Взрослые дружно заржали.
– Ну, это – не преступление, – ухмыльнулся дядя Вадим. – Ты что, невзлюбил человека только за то, что у вас вкусы совпадают?
– Он эту халтуру с серьезным видом делает. Не ощущает политической пошлости сценария. Нет внутреннего слуха. Как та мясорубка, которой все равно, что молоть, лишь бы не заржаветь, – к разговору я готовился, аргументы запас. – Это хорошая иллюстрация стагнации форм идеологической работы…
Дядя Вадим поднял руку, останавливая мой разгон.
– Верю, – сказал неожиданно миролюбиво, – вопрос в другом. Ты как, поговорить или можешь что-то сделать? Говорунов на кухнях у нас хватает. Можешь – делай.
– Вот даже так, значит… – растерянно сказал я, – неожиданно.
За столом воцарилось молчание.
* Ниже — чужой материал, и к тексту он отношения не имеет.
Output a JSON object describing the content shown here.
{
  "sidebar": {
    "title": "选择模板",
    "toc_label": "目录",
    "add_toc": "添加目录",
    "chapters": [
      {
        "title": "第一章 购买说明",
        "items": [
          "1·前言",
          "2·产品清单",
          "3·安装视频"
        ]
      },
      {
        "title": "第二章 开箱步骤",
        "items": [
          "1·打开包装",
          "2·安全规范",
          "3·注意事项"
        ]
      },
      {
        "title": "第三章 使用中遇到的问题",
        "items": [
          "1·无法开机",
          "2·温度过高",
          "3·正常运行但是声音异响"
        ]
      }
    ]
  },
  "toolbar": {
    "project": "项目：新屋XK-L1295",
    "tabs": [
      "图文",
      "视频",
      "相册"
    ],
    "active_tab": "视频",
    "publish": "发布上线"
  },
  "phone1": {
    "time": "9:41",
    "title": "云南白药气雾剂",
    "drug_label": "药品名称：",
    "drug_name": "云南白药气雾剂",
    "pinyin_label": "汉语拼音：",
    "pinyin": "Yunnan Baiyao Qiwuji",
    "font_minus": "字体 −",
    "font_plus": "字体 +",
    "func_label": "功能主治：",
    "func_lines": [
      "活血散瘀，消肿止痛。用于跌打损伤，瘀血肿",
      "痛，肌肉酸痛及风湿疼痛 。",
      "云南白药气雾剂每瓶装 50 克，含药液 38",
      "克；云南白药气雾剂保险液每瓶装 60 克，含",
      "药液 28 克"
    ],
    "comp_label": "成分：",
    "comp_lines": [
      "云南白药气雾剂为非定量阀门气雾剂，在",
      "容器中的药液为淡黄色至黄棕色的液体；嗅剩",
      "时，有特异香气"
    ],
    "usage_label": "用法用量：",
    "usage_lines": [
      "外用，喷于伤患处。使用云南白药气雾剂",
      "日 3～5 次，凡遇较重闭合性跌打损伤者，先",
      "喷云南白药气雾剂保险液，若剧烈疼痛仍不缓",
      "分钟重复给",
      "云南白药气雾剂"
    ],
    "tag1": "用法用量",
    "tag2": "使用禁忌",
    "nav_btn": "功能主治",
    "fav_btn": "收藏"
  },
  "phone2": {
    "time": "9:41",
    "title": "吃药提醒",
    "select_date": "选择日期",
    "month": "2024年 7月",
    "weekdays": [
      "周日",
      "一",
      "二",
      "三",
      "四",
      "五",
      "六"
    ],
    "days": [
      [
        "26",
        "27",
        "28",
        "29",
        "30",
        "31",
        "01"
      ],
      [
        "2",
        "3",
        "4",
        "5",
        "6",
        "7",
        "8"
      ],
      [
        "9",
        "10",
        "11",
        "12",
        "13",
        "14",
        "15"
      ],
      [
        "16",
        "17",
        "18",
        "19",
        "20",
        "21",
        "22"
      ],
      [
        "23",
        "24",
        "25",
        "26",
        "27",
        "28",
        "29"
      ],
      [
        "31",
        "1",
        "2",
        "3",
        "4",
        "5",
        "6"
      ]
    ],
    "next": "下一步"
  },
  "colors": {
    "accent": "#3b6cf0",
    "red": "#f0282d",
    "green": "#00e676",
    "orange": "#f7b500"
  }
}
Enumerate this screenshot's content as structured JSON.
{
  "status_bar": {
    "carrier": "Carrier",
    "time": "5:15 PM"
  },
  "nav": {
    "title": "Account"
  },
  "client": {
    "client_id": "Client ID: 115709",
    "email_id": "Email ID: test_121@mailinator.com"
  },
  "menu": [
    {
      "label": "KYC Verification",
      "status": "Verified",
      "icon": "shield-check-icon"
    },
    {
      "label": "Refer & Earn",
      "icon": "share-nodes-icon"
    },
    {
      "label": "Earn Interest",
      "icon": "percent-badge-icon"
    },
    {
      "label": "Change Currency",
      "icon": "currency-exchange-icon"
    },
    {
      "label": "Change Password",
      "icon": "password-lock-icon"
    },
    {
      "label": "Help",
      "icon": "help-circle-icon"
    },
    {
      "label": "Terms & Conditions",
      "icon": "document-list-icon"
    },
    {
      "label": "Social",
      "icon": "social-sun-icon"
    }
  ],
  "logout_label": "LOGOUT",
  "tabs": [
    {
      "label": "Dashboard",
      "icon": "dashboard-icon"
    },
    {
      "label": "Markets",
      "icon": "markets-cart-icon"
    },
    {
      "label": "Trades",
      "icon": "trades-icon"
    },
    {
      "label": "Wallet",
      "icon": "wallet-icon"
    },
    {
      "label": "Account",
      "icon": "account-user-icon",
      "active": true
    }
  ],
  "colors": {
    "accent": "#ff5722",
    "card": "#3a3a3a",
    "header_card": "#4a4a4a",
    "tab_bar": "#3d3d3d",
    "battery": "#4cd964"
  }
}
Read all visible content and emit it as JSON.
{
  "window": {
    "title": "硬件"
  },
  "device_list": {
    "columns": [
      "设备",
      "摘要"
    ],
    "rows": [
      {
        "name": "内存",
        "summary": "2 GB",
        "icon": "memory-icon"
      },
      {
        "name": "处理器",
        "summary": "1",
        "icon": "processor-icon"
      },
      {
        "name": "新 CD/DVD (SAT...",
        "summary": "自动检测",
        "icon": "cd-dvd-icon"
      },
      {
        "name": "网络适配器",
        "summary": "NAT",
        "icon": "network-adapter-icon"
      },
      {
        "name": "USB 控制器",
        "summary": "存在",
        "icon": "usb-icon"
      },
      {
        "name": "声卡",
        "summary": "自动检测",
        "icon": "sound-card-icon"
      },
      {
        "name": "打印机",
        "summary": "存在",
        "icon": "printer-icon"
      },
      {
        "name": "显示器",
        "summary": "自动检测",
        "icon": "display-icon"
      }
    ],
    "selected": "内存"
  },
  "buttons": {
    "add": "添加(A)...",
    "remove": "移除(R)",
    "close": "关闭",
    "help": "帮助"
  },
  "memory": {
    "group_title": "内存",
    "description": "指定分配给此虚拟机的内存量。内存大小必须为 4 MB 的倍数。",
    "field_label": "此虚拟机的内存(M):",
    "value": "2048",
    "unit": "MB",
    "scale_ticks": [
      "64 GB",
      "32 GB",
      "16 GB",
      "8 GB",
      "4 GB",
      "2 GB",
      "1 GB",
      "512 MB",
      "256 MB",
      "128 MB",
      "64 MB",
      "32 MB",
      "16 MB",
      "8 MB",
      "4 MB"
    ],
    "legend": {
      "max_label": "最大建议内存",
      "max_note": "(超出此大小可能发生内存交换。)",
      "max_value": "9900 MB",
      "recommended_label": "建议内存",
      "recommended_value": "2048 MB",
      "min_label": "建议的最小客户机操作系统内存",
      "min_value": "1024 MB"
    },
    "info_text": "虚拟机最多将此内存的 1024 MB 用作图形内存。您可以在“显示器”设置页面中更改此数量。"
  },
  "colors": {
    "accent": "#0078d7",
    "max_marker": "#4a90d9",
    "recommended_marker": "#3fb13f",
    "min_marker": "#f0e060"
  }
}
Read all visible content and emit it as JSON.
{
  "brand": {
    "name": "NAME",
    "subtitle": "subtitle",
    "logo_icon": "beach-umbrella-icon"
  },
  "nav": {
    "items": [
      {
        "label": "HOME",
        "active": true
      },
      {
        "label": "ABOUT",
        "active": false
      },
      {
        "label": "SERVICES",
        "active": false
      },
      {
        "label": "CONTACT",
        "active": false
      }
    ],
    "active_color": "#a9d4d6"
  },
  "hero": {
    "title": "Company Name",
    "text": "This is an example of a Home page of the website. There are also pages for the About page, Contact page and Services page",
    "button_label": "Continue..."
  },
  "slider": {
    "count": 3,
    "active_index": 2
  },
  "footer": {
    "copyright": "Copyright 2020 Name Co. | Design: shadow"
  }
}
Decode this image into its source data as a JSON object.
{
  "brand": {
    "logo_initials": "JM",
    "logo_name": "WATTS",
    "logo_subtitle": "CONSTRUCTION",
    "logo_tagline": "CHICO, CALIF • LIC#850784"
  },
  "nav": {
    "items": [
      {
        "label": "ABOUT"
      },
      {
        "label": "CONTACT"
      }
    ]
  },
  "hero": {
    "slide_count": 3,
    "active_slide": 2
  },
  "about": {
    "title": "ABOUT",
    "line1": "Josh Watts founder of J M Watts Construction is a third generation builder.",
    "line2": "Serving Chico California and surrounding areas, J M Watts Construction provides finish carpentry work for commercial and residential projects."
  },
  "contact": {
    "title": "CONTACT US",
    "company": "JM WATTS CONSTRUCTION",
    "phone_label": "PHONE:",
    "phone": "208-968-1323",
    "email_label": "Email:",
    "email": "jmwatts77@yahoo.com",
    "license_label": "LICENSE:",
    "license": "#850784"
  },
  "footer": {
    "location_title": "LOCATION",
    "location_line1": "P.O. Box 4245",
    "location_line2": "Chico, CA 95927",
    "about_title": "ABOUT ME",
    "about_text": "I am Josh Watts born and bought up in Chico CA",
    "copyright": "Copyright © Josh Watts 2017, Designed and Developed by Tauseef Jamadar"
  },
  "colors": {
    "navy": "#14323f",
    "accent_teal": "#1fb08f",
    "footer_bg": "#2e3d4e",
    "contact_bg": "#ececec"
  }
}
Я откинулся, раздумывая. Мама Люба оглядела стол и подкинула мне в тарелку еще один золотистый кусочек хека.
– Спасибо, – поблагодарил я. Повторил, – неожиданно. А мне дадут?
– Тебе, если возьмешься – дадут, – веско произнес он, – только учти: подсуживать никто не будет, я не дам, – и пристально посмотрел мне в глаза.
– Это – радует, – кивнул я, принимая условие.
«Харизматичный дядька», – думал, вглядываясь в фигуру напротив. – «Так. Ты искал легальную точку входа в систему? Вот, тебе ее предлагают. Правда, пока непонятно, чем та мышеловка заряжена».
Рядом чуть шевельнулась Томка. На мое запястье под столом легла ее ладонь, легла и чуть сжала мою руку.
– Хорошо, – решился я, – будем петь и танцевать осмысленно.